Mit der Globalisierung verhält es sich wie mit dem Sonnenaufgang: geschieht täglich und ist unaufhaltsam. Das denkt man jedenfalls. Dass aber globale Wirtschaftsverflechtung keine Naturgewalt ist, zeigt diese Woche mit gleich drei Ereignissen.
1. Indien stoppt die WTO
Ein globales Welthandelsabkommen der WTO ist gescheitert. Indien sperrte sich in der vergangenen Nacht gegen eine fristgerechte Unterzeichnung. Da half es auch nicht, dass US-Außenminister John Kerry kurz den Nahen Osten verließ, um in Neu Delhi die neue indische Regierung zu bearbeiten. Der neue Premierminister Narendra Modi brach damit ein Versprechen, das sein Vorgänger noch gegebenen hatte. Streitpunkt: die Lebensmittelsubventionen des Landes. Modi sagt, dass sie überlebenswichtig für die Armen seines Landes seien. Konkurrierende Agrarländer sagen, dass sie das durchaus verstünden, aber darin auch eine Maßnahme sehen, um indische Bauern abzuschirmen vom Weltmarkt. Eigentlich sollte dieses Problem bis 2017 vertagt werden, aber Modi wollte eine Lösung jetzt und bekam sie nicht.

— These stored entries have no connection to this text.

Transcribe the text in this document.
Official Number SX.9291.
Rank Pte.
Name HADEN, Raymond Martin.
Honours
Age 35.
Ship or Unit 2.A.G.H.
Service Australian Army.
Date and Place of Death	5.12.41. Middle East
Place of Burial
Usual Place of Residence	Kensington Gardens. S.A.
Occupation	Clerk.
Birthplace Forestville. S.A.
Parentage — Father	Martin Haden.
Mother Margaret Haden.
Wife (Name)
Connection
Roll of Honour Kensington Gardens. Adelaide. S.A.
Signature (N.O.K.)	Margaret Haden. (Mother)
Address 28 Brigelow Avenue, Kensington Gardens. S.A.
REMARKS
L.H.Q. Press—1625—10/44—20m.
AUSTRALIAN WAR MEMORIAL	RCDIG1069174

Das Wort „epochal“ wird oft benutzt, aber hier hätte es angebracht sein können. Denn es wäre das erste WTO-Handelsabkommen seit 20 Jahren gewesen. Ein Zeichen, dass multilaterale Handelsabkommen keine Idee von gestern sind. Experten glauben, dass es einen Wachstumsimpuls von einer Billion Dollar gegeben und über 20 Millionen Arbeitsplätze geschaffen hätte.
Nun gut, wenigstens hat John Kerry jetzt wieder Zeit, sich um den Nahen Osten zu kümmern. Dort brach am Freitag morgen ein Waffenstillstand zusammen.
2. Argentinien stoppt die Hedgefonds
Bis Mittwoch hatte die argentinische Regierung unter Cristina Kirchner Zeit, sich vor allem mit dem US-Hedgefond NML Capital auf eine Regelung in der Schuldenfrage zu einigen. Das gelang nicht, „technische Zahlungsunfähigkeit“ folgte. „Technisch“, weil Argentinien zwar zahlen könnte, aber nicht will.
Ein US-Gericht hatte NML Capital Recht gegeben, als er nicht auf einen Anteil argentinischer Schulden verzichten wollte - so wie alle anderen Gläubiger des Landes auch. Dem wirtschaftlich strauchelnden Argentinien sind eigentlich die Hände gebunden, konnte das Land die anderen Gläubiger doch nur zum Verzicht überreden als es gleichzeitig versprach, Hedgefonds nicht die volle Summe auszuzahlen. Nun bekommt niemand Geld, auch nicht der größte Einzelgläubiger Deutschland, bei dem Argentinien mit 2,6 Milliarden in der Kreide steht. Letztlich ist der Widerstand Argentiniens aber auch der Widerstand eines Landes gegen die Gerichtsbarkeit eines anderen Landes, der es sich niemals formal unterworfen hatte. Das war bei einem anderen Fall anders: Russland wurde von einem internationalen Schiedsgericht in Den Haag zu einer Rekordstrafe von 50 Milliarden Dollar verurteilt, hat aber bereits angekündigt, gegen das Urteil in Berufung zu gehen.
3. Die EU will Russland mit Sanktionen stoppen
Da sind sie nun, die EU-Sanktionen, ob sie nun wirken oder nicht. Dass es szu ihnen kommen würde, war keineswegs sicher. Die Briten wollten, dass die Rubel weiter nach London rollen, die Franzosen wollten unbedingt noch Hubschrauberträger nach Russland exportieren und die Deutschen sind die größten EU-Handelspartner von Russland, die können sowieso kein Interesse an Sanktionen haben. Aber doch: Fortan sollen es russische Banken schwerer haben, auf den EU-Finanzmärkten zu agieren, Güter, die zivil und militärisch genutzt werden können, dürfen nicht mehr exportiert werden und klassische Rüstungsexporte sind in Zukunft auch verboten. Nur ein Bereich wurde von der Sanktionsliste ausgenommen: die Gaslieferungen, auf die beide Seiten angewiesen sind.
Das zeigt: Man kann durchaus oberhalb der Tischkante mit dem Revolver herumfuchteln während man darunter das Knie des Nachbarn streichelt. Es zeigt aber auch: was einmal verflochten ist, lässt sich kaum wieder komplett aufdröseln.